The term ‘homeology’ is used to denote the relationship among corresponding subgenomes derived from different species in an allopolyploid [56]. Identifying the homeologues is a key to study the evolutionary correspondence between genes in polyploids. Our RNA-seq data could be a useful source to derive the homologue specific expression of hexaploid bread wheat during grain development, though we had not carried out the detailed analysis as our focus was mainly on comparative analysis of bread wheat and its diploid progenitors. However, expression of a few genes was compared between the homeologues from FPKM values (data not shown). Avenin b1 had two transcripts from A and D homeologues of bread wheat with ~3-fold higher expression in D than that of A genome. Similarly, X6 isoform of high molecular weight glutenin also had two transcripts from B and D homeologues and their relative expression analysis showed 4-fold over expression of B in comparison to D homeologue.

The result of enrichment and pathway analysis of DEGs from our study may contribute towards understanding the function of genes in relation to grain development. The phenyl propanoid biosynthesis pathways were one of the top KEGG pathways identified in this comparative study. Phenyl propanoids are secondary metabolites, essential for plant survival under different biotic and abiotic stresses [57]. This pathway serves as a starting point for the production of several important compounds in plants such as flavonoids, coumarins, and lignins [58]. The second most abundant pathway was related to starch and sucrose metabolism. This pathway was also reported with ample number of DEGs involved during grain development of bread wheat [3]. The other enriched pathways from our study were oxidative phosphorylation and galactose metabolism, which are mainly involved in providing energy to the developing grains [59].

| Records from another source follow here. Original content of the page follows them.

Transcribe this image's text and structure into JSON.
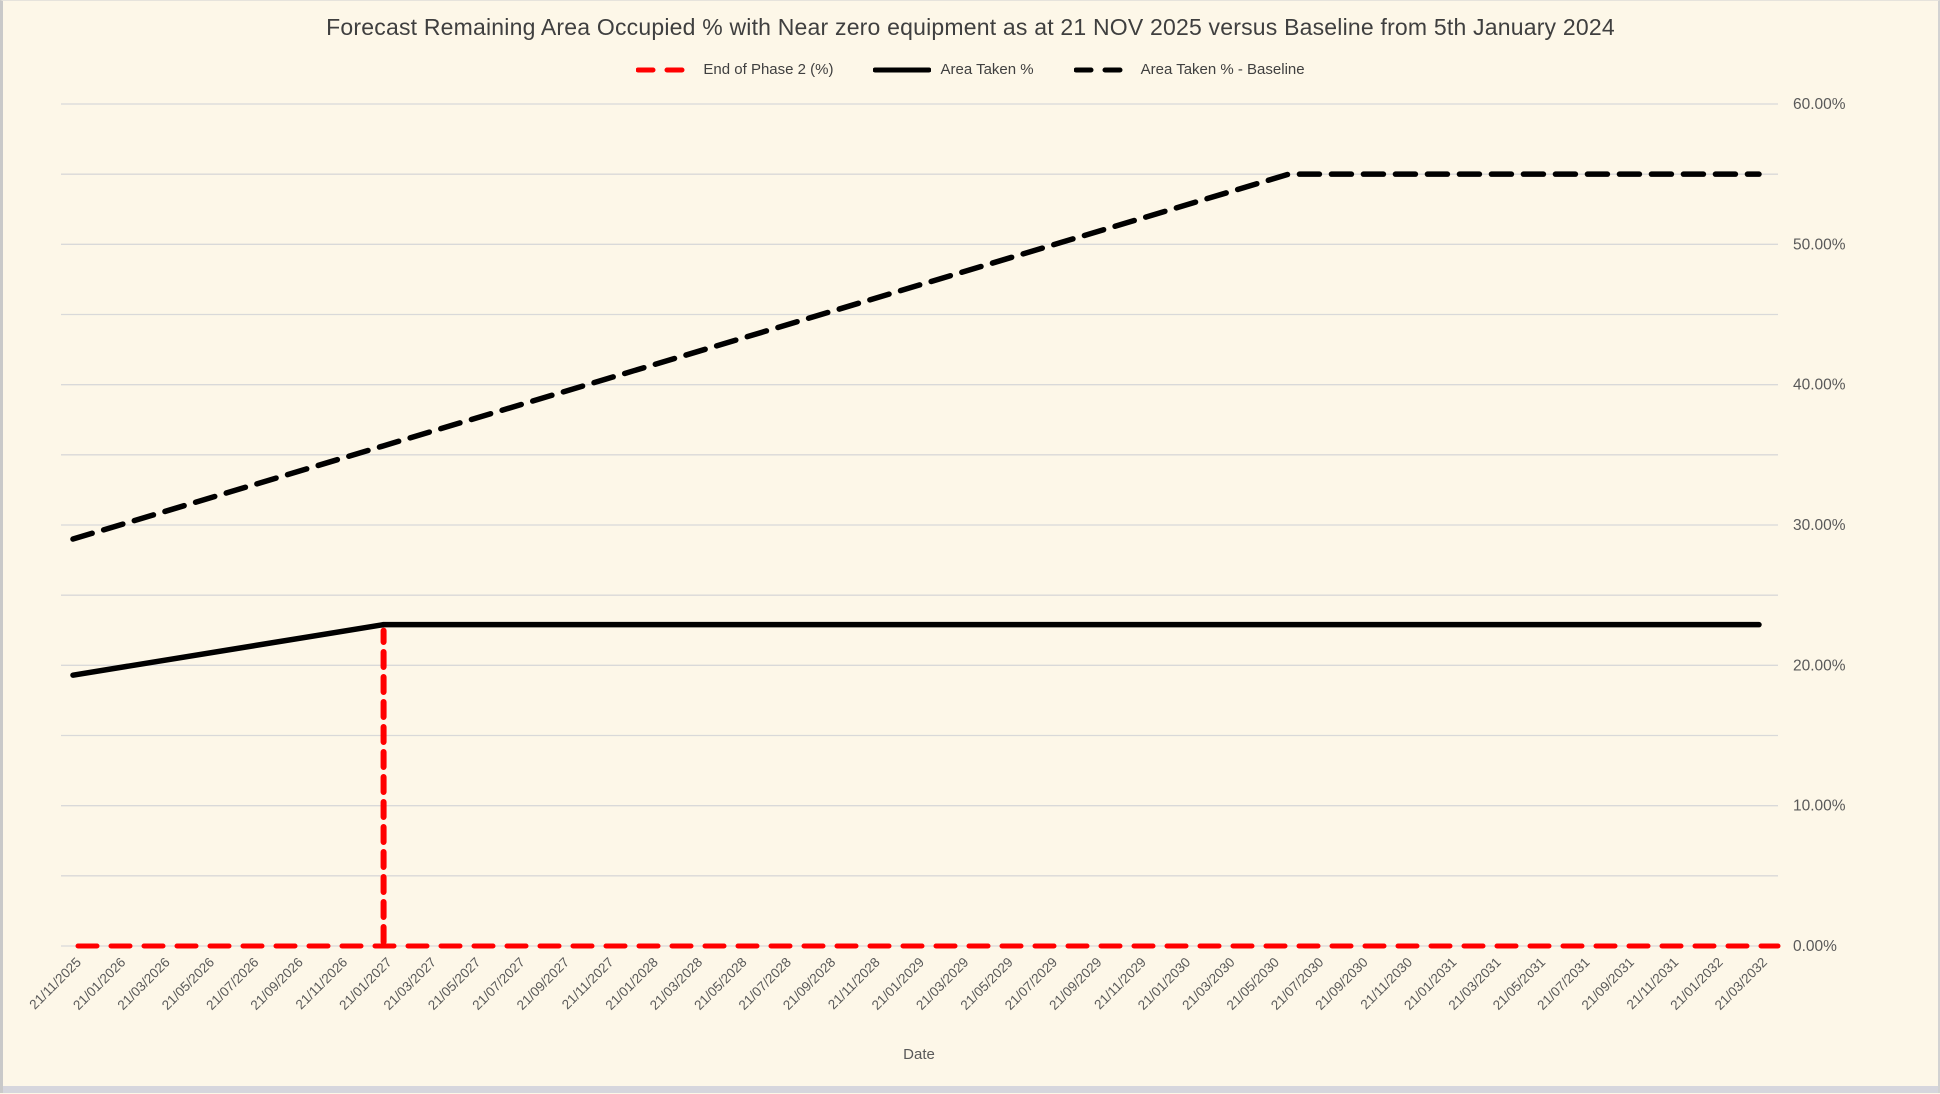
{
  "window": {
    "background": "#FDF7E8",
    "grid_color": "#D9D9D9",
    "axis_text_color": "#595959",
    "title_color": "#3F3F3F"
  },
  "chart_data": {
    "type": "line",
    "title": "Forecast Remaining Area Occupied % with Near zero equipment as at 21 NOV 2025 versus Baseline from 5th January 2024",
    "xlabel": "Date",
    "ylabel": "",
    "ylim": [
      0,
      60
    ],
    "grid": true,
    "gridline_step_pct": 5,
    "legend_position": "top-center",
    "y_axis_side": "right",
    "y_ticks": [
      {
        "label": "0.00%",
        "value": 0
      },
      {
        "label": "10.00%",
        "value": 10
      },
      {
        "label": "20.00%",
        "value": 20
      },
      {
        "label": "30.00%",
        "value": 30
      },
      {
        "label": "40.00%",
        "value": 40
      },
      {
        "label": "50.00%",
        "value": 50
      },
      {
        "label": "60.00%",
        "value": 60
      }
    ],
    "x_categories": [
      "21/11/2025",
      "21/01/2026",
      "21/03/2026",
      "21/05/2026",
      "21/07/2026",
      "21/09/2026",
      "21/11/2026",
      "21/01/2027",
      "21/03/2027",
      "21/05/2027",
      "21/07/2027",
      "21/09/2027",
      "21/11/2027",
      "21/01/2028",
      "21/03/2028",
      "21/05/2028",
      "21/07/2028",
      "21/09/2028",
      "21/11/2028",
      "21/01/2029",
      "21/03/2029",
      "21/05/2029",
      "21/07/2029",
      "21/09/2029",
      "21/11/2029",
      "21/01/2030",
      "21/03/2030",
      "21/05/2030",
      "21/07/2030",
      "21/09/2030",
      "21/11/2030",
      "21/01/2031",
      "21/03/2031",
      "21/05/2031",
      "21/07/2031",
      "21/09/2031",
      "21/11/2031",
      "21/01/2032",
      "21/03/2032"
    ],
    "series": [
      {
        "name": "End of Phase 2 (%)",
        "color": "#FF0000",
        "style": "dashed",
        "type": "spike",
        "base_value_pct": 0,
        "spike": {
          "date": "21/01/2027",
          "x_index": 7,
          "value_pct": 22.9
        }
      },
      {
        "name": "Area Taken %",
        "color": "#000000",
        "style": "solid",
        "type": "line",
        "points": [
          {
            "date": "21/11/2025",
            "x_index": 0,
            "value_pct": 19.3
          },
          {
            "date": "21/01/2027",
            "x_index": 7,
            "value_pct": 22.9
          },
          {
            "date": "21/03/2032",
            "x_index": 38,
            "value_pct": 22.9
          }
        ]
      },
      {
        "name": "Area Taken % - Baseline",
        "color": "#000000",
        "style": "dashed",
        "type": "line",
        "points": [
          {
            "date": "21/11/2025",
            "x_index": 0,
            "value_pct": 29.0
          },
          {
            "date": "~21/06/2030",
            "x_index": 27.4,
            "value_pct": 55.0
          },
          {
            "date": "21/03/2032",
            "x_index": 38,
            "value_pct": 55.0
          }
        ]
      }
    ]
  }
}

4.1.3. Highly Up- and Down-Regulated Transcripts

When the three sets of DEGs (between hexaploid and individual diploids) were compared, 285 common genes were down-regulated, whereas only 9 common genes were up-regulated. Among the prominent up-regulated DEGs, sulphur rich seed storage protein [59,60,61] related to NR; and F-box protein, phospholipase-D, cytb6/f complex subunit 4 [62,63,64] related to DP were most prominent. However, none of the DEGs of carbohydrate metabolism were observed to be upregulated. We also did not find any down-regulated DEGs related to nutrient reservoirs. However, Jacalin related lectins, BTIs and defensin genes [13,53,65,66,67,68] under the DP class; and glucan1,3- beta glucosidases, exopolygalatouronase [8] under CM class were found be highly down-regulated. Other than these three classes, many significant transcripts were also observed to be up- and down-regulated, which regulates the grain development process (Table S5)

5. Conclusions

We report, for the first time, comparative RNA-seq analysis of bread wheat and its three diploid progenitors during their grain development. This study suggests that the expression of the three major classes of genes (NR, CM and DP) dominate during grain development and number of other genes are associated and/or involved in different biological functions. Further this analysis could be useful to study the comparative gene expression among the three diploid species and also homologue specific expression in hexaploid.